I’ve now talked to 4 friends (two from the US – one of which was in India, one from Germany living in Finland, and one from France living in China) who have attended a Vipassana meditation course (absolutely free of charge) where you try to apply this principle through 10 days of total silence and Buddhist meditation – just trying to focus your mind on the experience of now. Each has said that for most people the first days are way more difficult than they would imagine, and even painful (being left with nothing but your thoughts, fears, doubts, regrets, uncertainties and trying to focus on the moment, without talking for the entire time – one of my friends could only last a few days). The three that were able to make it all 10 days said that by the end of the experience their life was changed – one of the most powerful experiences they have ever had.
It is more personal than I usually get on my blog, but over the last two weeks I’ve been experiencing some pretty intense “soul pain” (the kind of emotional grief which can seem at times worse than physical pain). I read some scriptures in The Book of Mormon which talk about the value of “today”, and I thought about my friends who have attended this Vipassana course. While feeling a deep sadness, I started to ask the questions:
How is it possible to value this moment when I am in pain now?
How can I focus on now and not think of past joy and/or hope somehow for a better future than the present moment?
What is there to see of value in this very moment, even when the moment is one filled with pain, sadness, and/or uncertainty?

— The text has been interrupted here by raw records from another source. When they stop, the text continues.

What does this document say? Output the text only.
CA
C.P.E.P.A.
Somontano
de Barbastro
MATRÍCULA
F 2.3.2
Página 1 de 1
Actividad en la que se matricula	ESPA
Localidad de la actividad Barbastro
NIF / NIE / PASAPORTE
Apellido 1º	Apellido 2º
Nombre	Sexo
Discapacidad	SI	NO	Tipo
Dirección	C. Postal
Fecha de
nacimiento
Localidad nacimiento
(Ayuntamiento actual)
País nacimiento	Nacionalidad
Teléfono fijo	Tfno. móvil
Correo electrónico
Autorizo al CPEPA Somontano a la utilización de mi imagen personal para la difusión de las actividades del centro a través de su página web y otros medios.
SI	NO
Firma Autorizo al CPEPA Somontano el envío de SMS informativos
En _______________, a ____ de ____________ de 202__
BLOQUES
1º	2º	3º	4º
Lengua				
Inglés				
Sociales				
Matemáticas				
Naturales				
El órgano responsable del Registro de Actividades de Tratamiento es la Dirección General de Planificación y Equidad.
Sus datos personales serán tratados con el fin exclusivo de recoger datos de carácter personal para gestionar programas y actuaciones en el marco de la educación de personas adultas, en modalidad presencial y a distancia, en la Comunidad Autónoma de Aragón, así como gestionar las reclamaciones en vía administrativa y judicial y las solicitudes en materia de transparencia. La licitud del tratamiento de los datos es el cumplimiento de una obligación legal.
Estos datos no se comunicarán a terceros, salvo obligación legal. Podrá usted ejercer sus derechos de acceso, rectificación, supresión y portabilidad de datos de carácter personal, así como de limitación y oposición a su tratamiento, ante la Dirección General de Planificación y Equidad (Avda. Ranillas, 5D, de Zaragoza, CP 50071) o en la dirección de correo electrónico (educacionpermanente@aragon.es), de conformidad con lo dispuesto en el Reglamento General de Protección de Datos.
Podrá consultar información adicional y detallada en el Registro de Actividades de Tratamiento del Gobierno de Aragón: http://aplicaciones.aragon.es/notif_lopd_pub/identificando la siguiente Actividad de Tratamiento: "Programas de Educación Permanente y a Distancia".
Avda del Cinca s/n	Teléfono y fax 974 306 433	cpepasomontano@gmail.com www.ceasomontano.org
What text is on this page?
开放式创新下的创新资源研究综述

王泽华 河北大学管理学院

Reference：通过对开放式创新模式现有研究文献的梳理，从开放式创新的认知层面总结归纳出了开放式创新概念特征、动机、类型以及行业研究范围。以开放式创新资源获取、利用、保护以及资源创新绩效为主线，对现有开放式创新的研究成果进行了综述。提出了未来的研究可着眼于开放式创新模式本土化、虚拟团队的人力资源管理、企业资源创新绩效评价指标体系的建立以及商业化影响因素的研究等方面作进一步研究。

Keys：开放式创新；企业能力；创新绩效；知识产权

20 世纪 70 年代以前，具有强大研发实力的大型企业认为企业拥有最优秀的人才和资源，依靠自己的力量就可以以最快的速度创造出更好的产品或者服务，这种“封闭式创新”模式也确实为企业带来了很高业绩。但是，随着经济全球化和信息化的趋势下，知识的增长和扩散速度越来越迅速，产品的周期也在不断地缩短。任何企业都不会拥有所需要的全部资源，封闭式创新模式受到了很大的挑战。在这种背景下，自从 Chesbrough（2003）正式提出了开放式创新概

I had a few experiences (which I might or might not share later) where I came to understand some of the answers to these questions for my situation, helping to provide meaning for being in the moment, even if it was hard and regardless of what happened in the past or what the future held.
One friend of mine shared with me some stories of others in her life who are going through some pretty severe trials, and it reminded me of hearing a poignant thing from President Henry B. Eyring when he indicated that you could go up to almost anyone and instead of asking “How are you doing?” – you could ask “Where does it hurt?”
So that makes me curious for anyone reading this:
How would you answer those questions (e.g. for the hard times you have gone through)?
Do you think it is possible to treasure (or at least value) a moment even when that moment is filled with sadness, pain, and uncertainty? Why and How?
Even when unpleasant, how can you want to experience and be in this moment, as opposed to any other ones that you could imagine?